Chung Cheng High School (Main) is a co-educational government-aided autonomous Special Assistance Plan (SAP) secondary school in Singapore. Founded in 1939 as Chiang Kai-shek High School, it is one of the eleven SAP secondary schools in Singapore. Another Secondary School in Singapore, Chung Cheng High School (Yishun), is its sister school.

==History==
===Foundation years (1939–1947)===
Chung Cheng High School was first founded by Aw Boon Haw and other philanthropists. Construction of the school building started at 60 Kim Yam Road in 1939. The founding principal of the school was Chuang Chu Lin and the school's first school supervisor was Lim Bo Seng. Aw Boon Haw was the founding chairman of the school management board. The school started off as an all-boys' school.

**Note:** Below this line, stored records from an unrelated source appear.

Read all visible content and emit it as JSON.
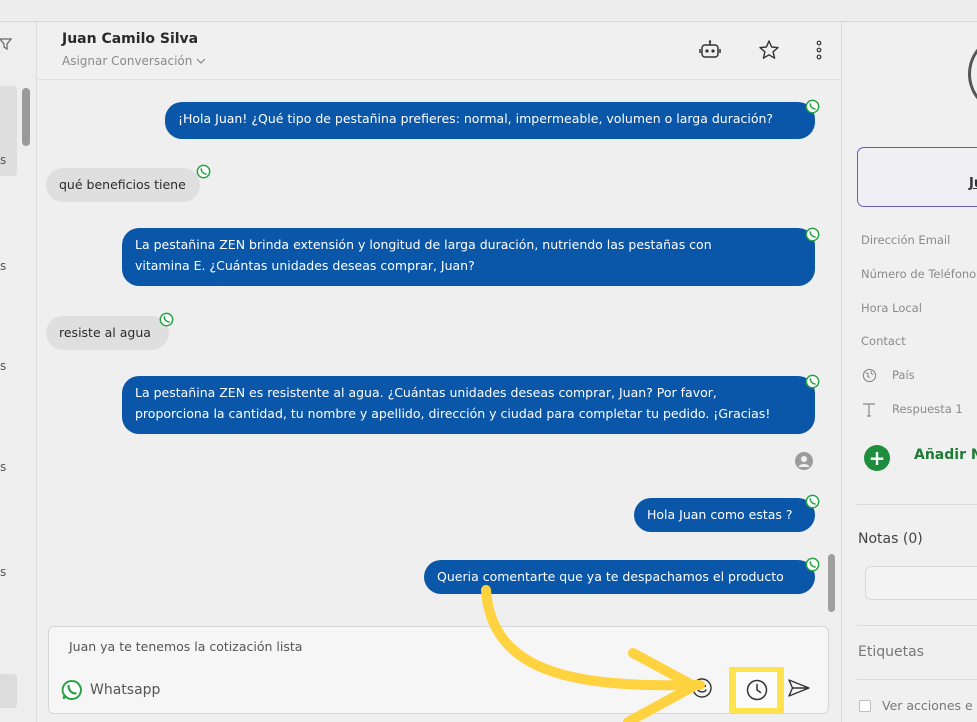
{
  "left_panel": {
    "list_label_fragments": [
      "s",
      "s",
      "s",
      "s",
      "s"
    ]
  },
  "chat": {
    "contact_name": "Juan Camilo Silva",
    "assign_label": "Asignar Conversación",
    "messages": [
      {
        "direction": "outgoing",
        "channel": "whatsapp",
        "text": "¡Hola Juan! ¿Qué tipo de pestañina prefieres: normal, impermeable, volumen o larga duración?"
      },
      {
        "direction": "incoming",
        "channel": "whatsapp",
        "text": "qué beneficios tiene"
      },
      {
        "direction": "outgoing",
        "channel": "whatsapp",
        "lines": [
          "La pestañina ZEN brinda extensión y longitud de larga duración, nutriendo las pestañas con",
          "vitamina E. ¿Cuántas unidades deseas comprar, Juan?"
        ]
      },
      {
        "direction": "incoming",
        "channel": "whatsapp",
        "text": "resiste al agua"
      },
      {
        "direction": "outgoing",
        "channel": "whatsapp",
        "lines": [
          "La pestañina ZEN es resistente al agua. ¿Cuántas unidades deseas comprar, Juan? Por favor,",
          "proporciona la cantidad, tu nombre y apellido, dirección y ciudad para completar tu pedido. ¡Gracias!"
        ]
      },
      {
        "direction": "outgoing",
        "channel": "whatsapp",
        "text": "Hola Juan como estas ?"
      },
      {
        "direction": "outgoing",
        "channel": "whatsapp",
        "text": "Queria comentarte que ya te despachamos el producto"
      }
    ],
    "composer": {
      "draft_text": "Juan ya te tenemos la cotización lista",
      "channel_label": "Whatsapp"
    }
  },
  "contact_panel": {
    "name_initial": "Ju",
    "fields": [
      "Dirección Email",
      "Número de Teléfono",
      "Hora Local",
      "Contact",
      "País",
      "Respuesta 1"
    ],
    "add_field_label": "Añadir N",
    "notes_title": "Notas (0)",
    "tags_title": "Etiquetas",
    "actions_checkbox_label": "Ver acciones e"
  },
  "colors": {
    "outgoing_bubble": "#0a56a8",
    "incoming_bubble": "#dfdfdf",
    "whatsapp_green": "#25a244",
    "highlight_yellow": "#ffe34d",
    "add_green": "#1e8e3e"
  },
  "icons": [
    "filter-icon",
    "bot-icon",
    "star-icon",
    "more-vertical-icon",
    "chevron-down-icon",
    "whatsapp-icon",
    "emoji-icon",
    "clock-icon",
    "send-icon",
    "globe-icon",
    "text-icon",
    "plus-icon"
  ]
}
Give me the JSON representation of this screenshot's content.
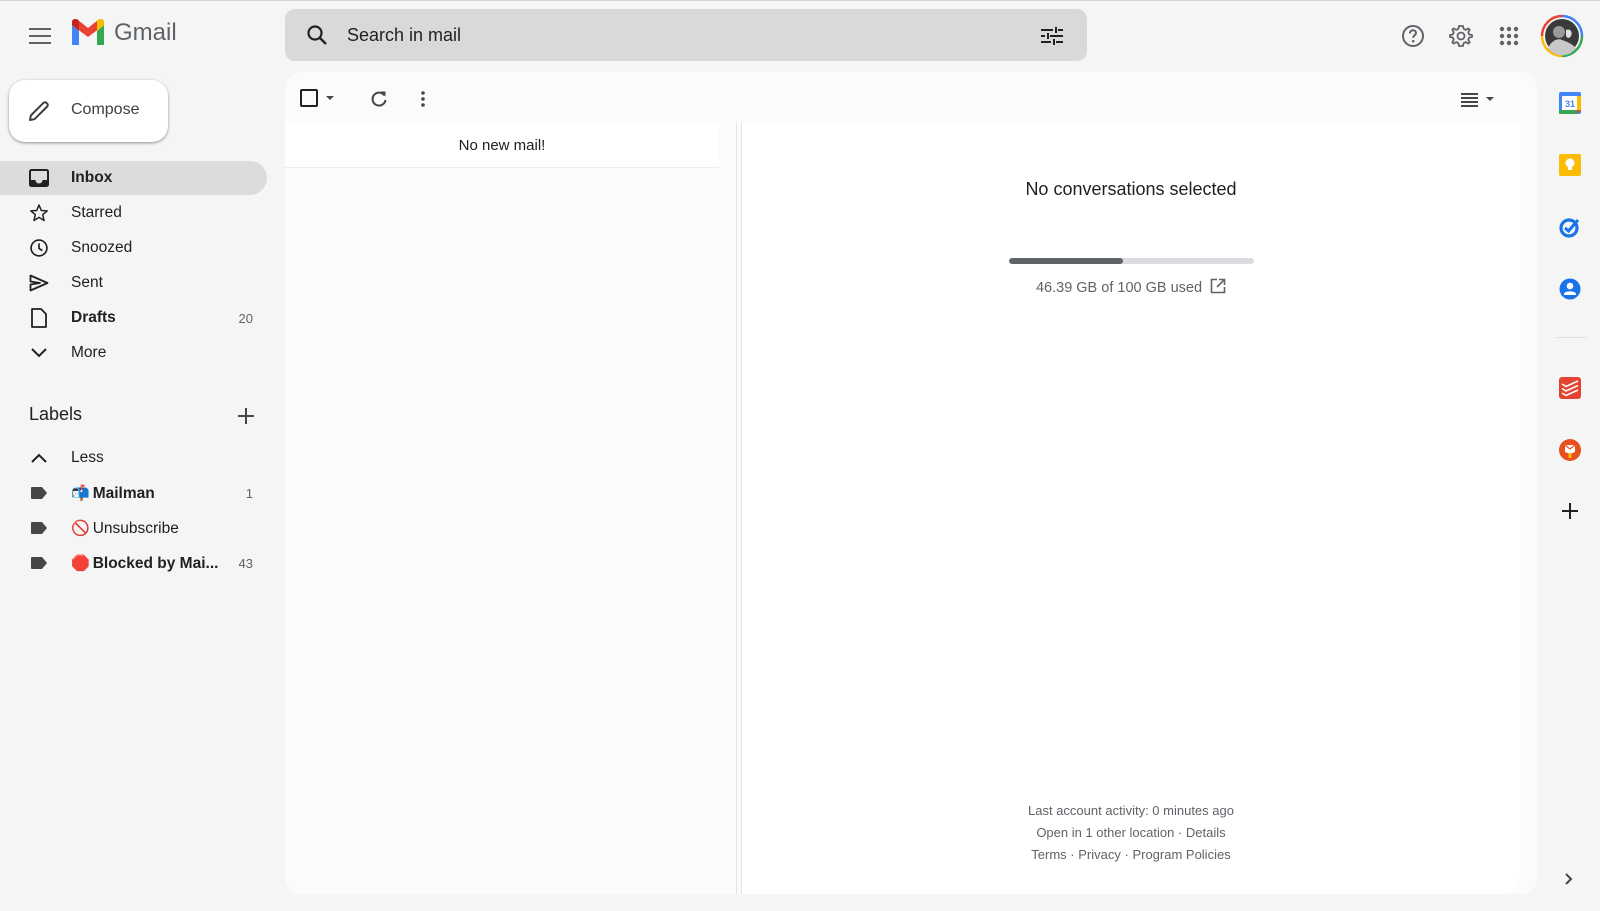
{
  "app": {
    "name": "Gmail",
    "colors": {
      "background": "#f5f5f5",
      "search_bg": "#d9d9d9",
      "active_nav_bg": "#dcdcdc",
      "storage_fill": "#5f6368",
      "storage_track": "#dadce0"
    }
  },
  "header": {
    "menu_icon": "hamburger-menu-icon",
    "logo_text": "Gmail",
    "search": {
      "placeholder": "Search in mail",
      "value": "",
      "search_icon": "search-icon",
      "filter_icon": "search-options-sliders-icon"
    },
    "actions": [
      {
        "name": "support",
        "icon": "help-circle-icon"
      },
      {
        "name": "settings",
        "icon": "gear-icon"
      },
      {
        "name": "google-apps",
        "icon": "apps-grid-icon"
      },
      {
        "name": "account",
        "icon": "avatar-photo"
      }
    ]
  },
  "sidebar": {
    "compose_label": "Compose",
    "items": [
      {
        "label": "Inbox",
        "icon": "inbox-icon",
        "count": "",
        "bold": true,
        "active": true
      },
      {
        "label": "Starred",
        "icon": "star-icon",
        "count": "",
        "bold": false,
        "active": false
      },
      {
        "label": "Snoozed",
        "icon": "clock-icon",
        "count": "",
        "bold": false,
        "active": false
      },
      {
        "label": "Sent",
        "icon": "send-icon",
        "count": "",
        "bold": false,
        "active": false
      },
      {
        "label": "Drafts",
        "icon": "draft-icon",
        "count": "20",
        "bold": true,
        "active": false
      },
      {
        "label": "More",
        "icon": "chevron-down-icon",
        "count": "",
        "bold": false,
        "active": false
      }
    ],
    "labels_heading": "Labels",
    "labels_toggle": "Less",
    "labels": [
      {
        "emoji": "📬",
        "label": "Mailman",
        "count": "1",
        "bold": true
      },
      {
        "emoji": "🚫",
        "label": "Unsubscribe",
        "count": "",
        "bold": false
      },
      {
        "emoji": "🛑",
        "label": "Blocked by Mai...",
        "count": "43",
        "bold": true
      }
    ]
  },
  "toolbar": {
    "select_icon": "checkbox-icon",
    "refresh_icon": "refresh-icon",
    "more_icon": "more-vertical-icon",
    "density_icon": "split-pane-toggle-icon"
  },
  "list": {
    "empty_message": "No new mail!"
  },
  "reading_pane": {
    "empty_message": "No conversations selected",
    "storage": {
      "used_gb": 46.39,
      "total_gb": 100,
      "fraction_used": 0.4639,
      "text": "46.39 GB of 100 GB used"
    },
    "footer": {
      "activity": "Last account activity: 0 minutes ago",
      "locations_prefix": "Open in 1 other location",
      "separator": " · ",
      "details_link": "Details",
      "links": [
        "Terms",
        "Privacy",
        "Program Policies"
      ]
    }
  },
  "side_panel": {
    "apps": [
      {
        "name": "Calendar",
        "icon": "google-calendar-icon",
        "badge": "31"
      },
      {
        "name": "Keep",
        "icon": "google-keep-icon"
      },
      {
        "name": "Tasks",
        "icon": "google-tasks-icon"
      },
      {
        "name": "Contacts",
        "icon": "google-contacts-icon"
      },
      {
        "name": "Todoist",
        "icon": "todoist-icon"
      },
      {
        "name": "Mailman",
        "icon": "mailman-addon-icon"
      },
      {
        "name": "Get add-ons",
        "icon": "plus-icon"
      }
    ],
    "toggle_icon": "chevron-right-icon"
  }
}
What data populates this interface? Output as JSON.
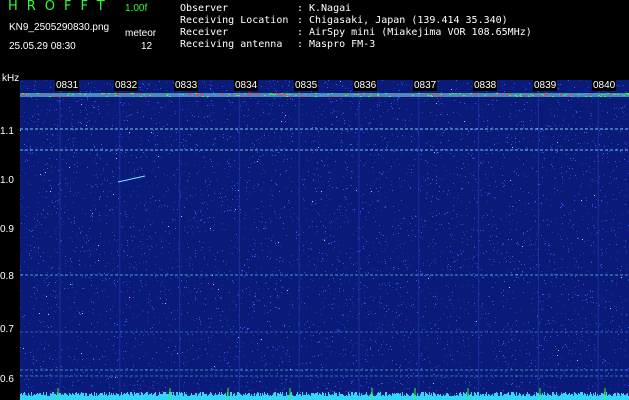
{
  "header": {
    "app_title": "HROFFT",
    "version": "1.00f",
    "filename": "KN9_2505290830.png",
    "unit": "meteor",
    "datetime": "25.05.29 08:30",
    "count": "12",
    "info": [
      {
        "key": "Observer",
        "colon": ":",
        "value": "K.Nagai"
      },
      {
        "key": "Receiving Location",
        "colon": ":",
        "value": "Chigasaki, Japan (139.414 35.340)"
      },
      {
        "key": "Receiver",
        "colon": ":",
        "value": "AirSpy mini (Miakejima VOR 108.65MHz)"
      },
      {
        "key": "Receiving antenna",
        "colon": ":",
        "value": "Maspro FM-3"
      }
    ]
  },
  "axis": {
    "unit_label": "kHz",
    "y_ticks": [
      "1.1",
      "1.0",
      "0.9",
      "0.8",
      "0.7",
      "0.6"
    ],
    "time_labels": [
      "0831",
      "0832",
      "0833",
      "0834",
      "0835",
      "0836",
      "0837",
      "0838",
      "0839",
      "0840"
    ]
  },
  "colors": {
    "background": "#0a1a78",
    "noise": "#2a5cff",
    "line": "#7fe8ff",
    "green": "#2cff2c",
    "bottom": "#33d6ff",
    "red": "#ff3a3a"
  }
}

Some of the founders were politically affiliated with Kuomintang and decided to name the school Chung Cheng after Chiang Chung-cheng, Premier of the Republic of China, to attract students and boost the school's reputation. The naming of the school was approved by Chiang. Chuang, wished to run the school without any political influence and frequently disobeyed instructions from Kuomintang affiliated staff, leading to conflicts between the Kuomintang affiliated and non-affiliated board members and staff.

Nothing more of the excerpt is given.